April 6, 2012 at 3:21 PM ET
“Walk this way,” Steven Tyler wails in the Aerosmith song of the same name, but you might want to think twice about mimicking any of Tyler’s moves. His high-energy stage performances likely caused a foot ailment, deforming his foot.
Photos of Tyler’s foot surfaced recently, showing his second toe crossing over his big toe and the other digits slouching toward it. (Msnbc.com doesn't have rights to the photo, but you can see it here.) After several surgeries he still experiences excruciating pain, one of the reasons he became a judge on American Idol—so he could relax. He says Morton’s neuroma caused his gnarled toes.
The word “neuroma” seems to imply that there is a tumor, says Dr. Allan Boike, a podiatrist and section head of podiatry at Cleveland Clinic, who explains that it’s not a tumor (he says without using his best Schwarzenegger impression). “It’s an irritation or a fibroid.”
Morton’s neuroma is a foot condition that most often affects the nerves between the third and forth toes. Two nerves connect there and they can become trapped under the ligament, causing them to move awkwardly when a person walks, runs, or dances. The nerves thicken, leading to pain and swelling. A patient with Morton’s neuroma complains of stinging in the ball of her foot and say it feels like she is walking on a pebble or marble.
Often, patients link the onset of pain to specific shoes.
“A female will come in and says, ‘When I go to church and wear my good shoes, I have a burning, shooting-type pain in the ball of my foot,’ ” Boike says.
This is one way doctors diagnose the problem. Physicians also put pressure on the toes to determine the location of the pain or use X-ray or MRI to rule out fractures or soft tissue damage.
The exact cause of Morton’s neuroma remains unknown, but physicians agree that wearing poorly fitting shoes, which are narrow or pointed, increase a person’s chance of developing it (sorry ladies, you might need to ditch the heels). Runners, ballet dancers, basketball players, or volleyball players are more likely to suffer from it and women are 10 times as likely to have Morton’s neuroma as men.
Doctors use several noninvasive methods to treat it. Most podiatrists recommend NSAIDs, such as ibuprofen or naproxen, to reduce swelling and irritation. About 80 percent of patients feel better if they wear custom orthopedic inserts or cushions in their shoes, explain Dr. Diana Werner and Dr. Monara Dini, associate clinical professors and podiatrists at University of California San Francisco. If these solutions fail, physical therapy and corticosteroid injections often provide relief.
Additionally, Werner and Dini say an alcohol injection blocks the nerve channels, reducing the pain. And Boike adds that Cleveland Clinic uses a therapy called radio frequency ablation, a minimally invasive procedure, using radio waves to heat the nerves until they quit working and hurting.
All three podiatrists agree that surgical removal of the nerves -- which Tyler told People magazine he underwent -- should be the final option.
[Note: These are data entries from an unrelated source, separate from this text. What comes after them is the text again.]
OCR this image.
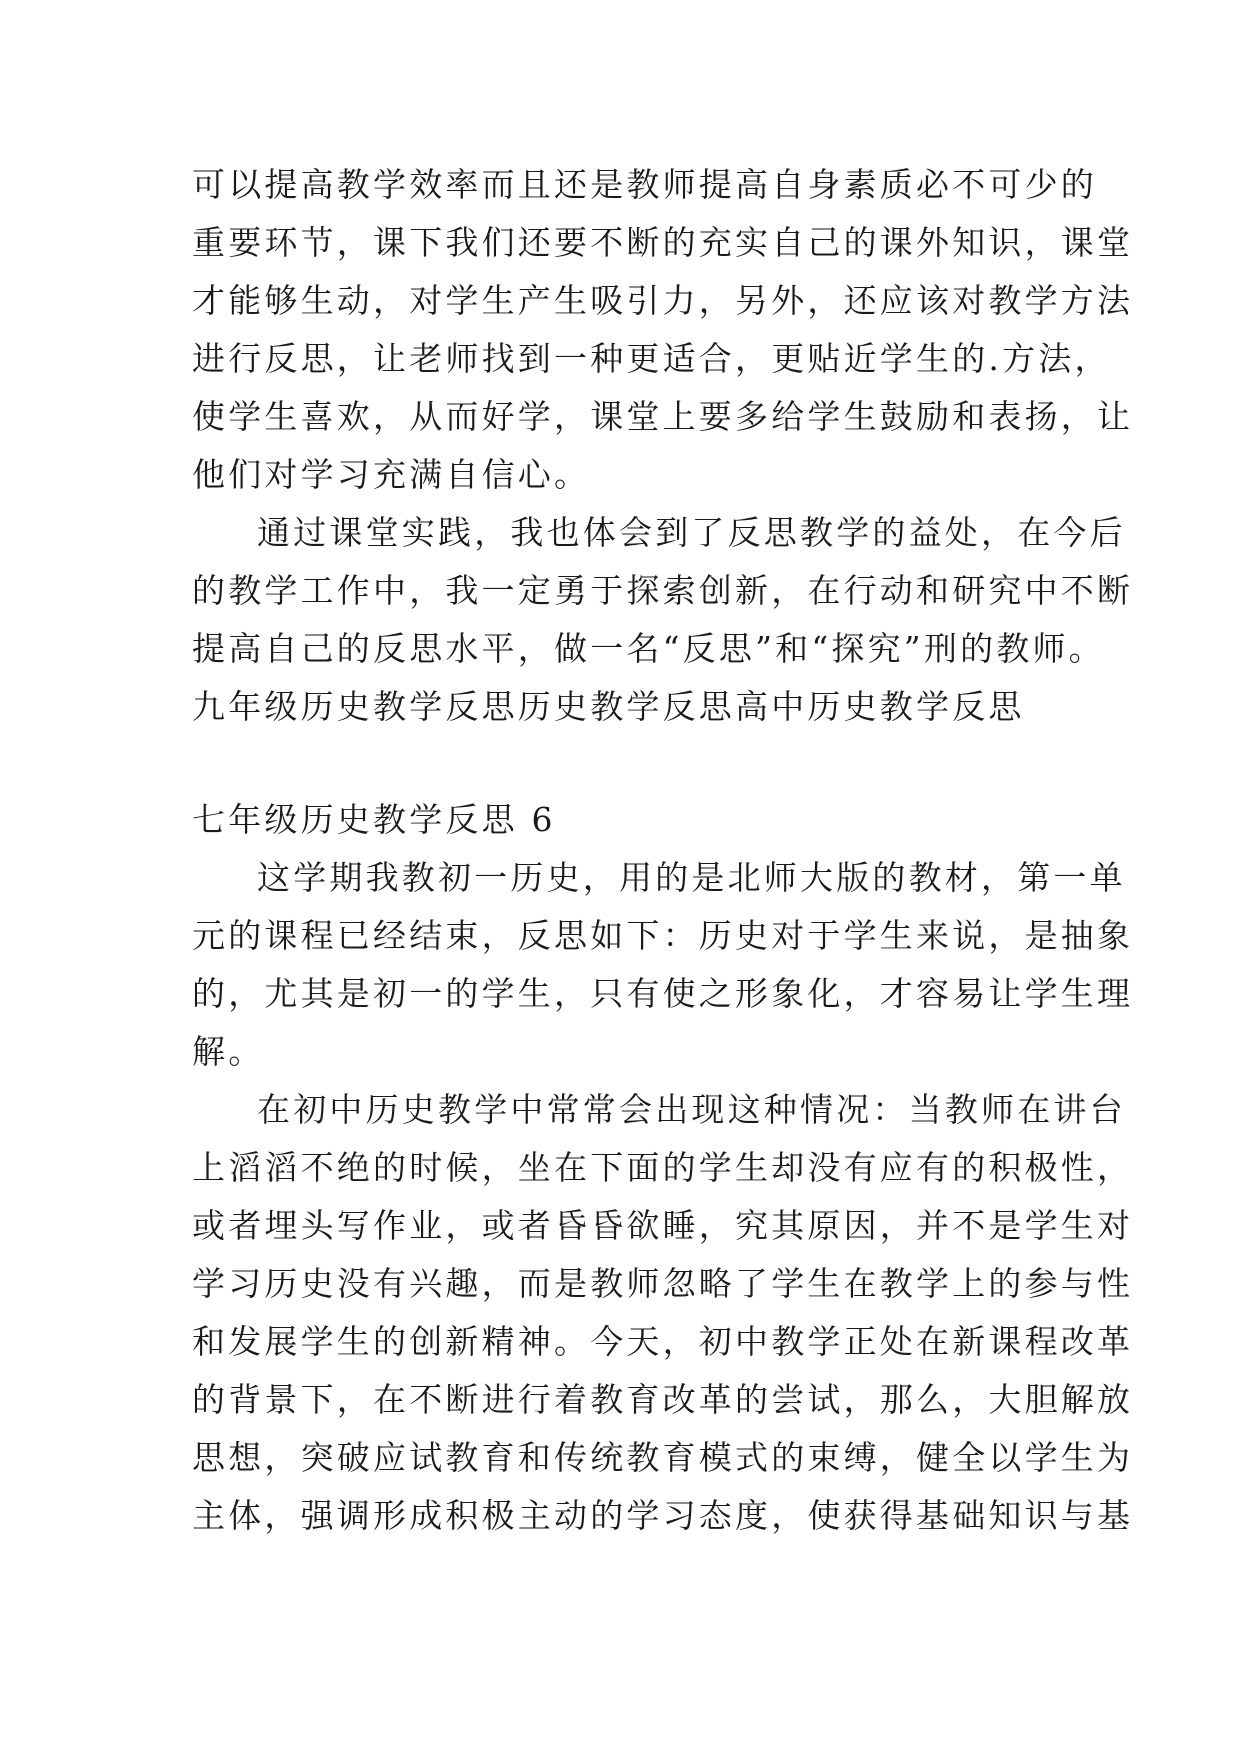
可以提高教学效率而且还是教师提高自身素质必不可少的
重要环节，课下我们还要不断的充实自己的课外知识，课堂
才能够生动，对学生产生吸引力，另外，还应该对教学方法
进行反思，让老师找到一种更适合，更贴近学生的.方法，
使学生喜欢，从而好学，课堂上要多给学生鼓励和表扬，让
他们对学习充满自信心。
通过课堂实践，我也体会到了反思教学的益处，在今后
的教学工作中，我一定勇于探索创新，在行动和研究中不断
提高自己的反思水平，做一名“反思”和“探究”刑的教师。
九年级历史教学反思历史教学反思高中历史教学反思
七年级历史教学反思 6
这学期我教初一历史，用的是北师大版的教材，第一单
元的课程已经结束，反思如下：历史对于学生来说，是抽象
的，尤其是初一的学生，只有使之形象化，才容易让学生理
解。
在初中历史教学中常常会出现这种情况：当教师在讲台
上滔滔不绝的时候，坐在下面的学生却没有应有的积极性，
或者埋头写作业，或者昏昏欲睡，究其原因，并不是学生对
学习历史没有兴趣，而是教师忽略了学生在教学上的参与性
和发展学生的创新精神。今天，初中教学正处在新课程改革
的背景下，在不断进行着教育改革的尝试，那么，大胆解放
思想，突破应试教育和传统教育模式的束缚，健全以学生为
主体，强调形成积极主动的学习态度，使获得基础知识与基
Dini says surgery works in more than 85 percent of cases and patients can enjoy normal activity within weeks of the surgery. Surgeons remove the thickened, irritated nerves, which causes numbness in the third and forth toes.
After years of running around on stage and dancing, in poorly fitting shoes, it’s no surprise Tyler suffers from Morton’s neuroma. While none of the podiatrists have treated the rocker, they all suspect his deformity stems from something other than Morton’s neuorma. Werner and Dini imagine Tyler’s second toe sat on his first prior to developing Morton’s neuroma—or the surgery caused the deformity (a rare side-effect). If it’s the latter, they believe his neuroma is between his first and second toes, a less common occurrence.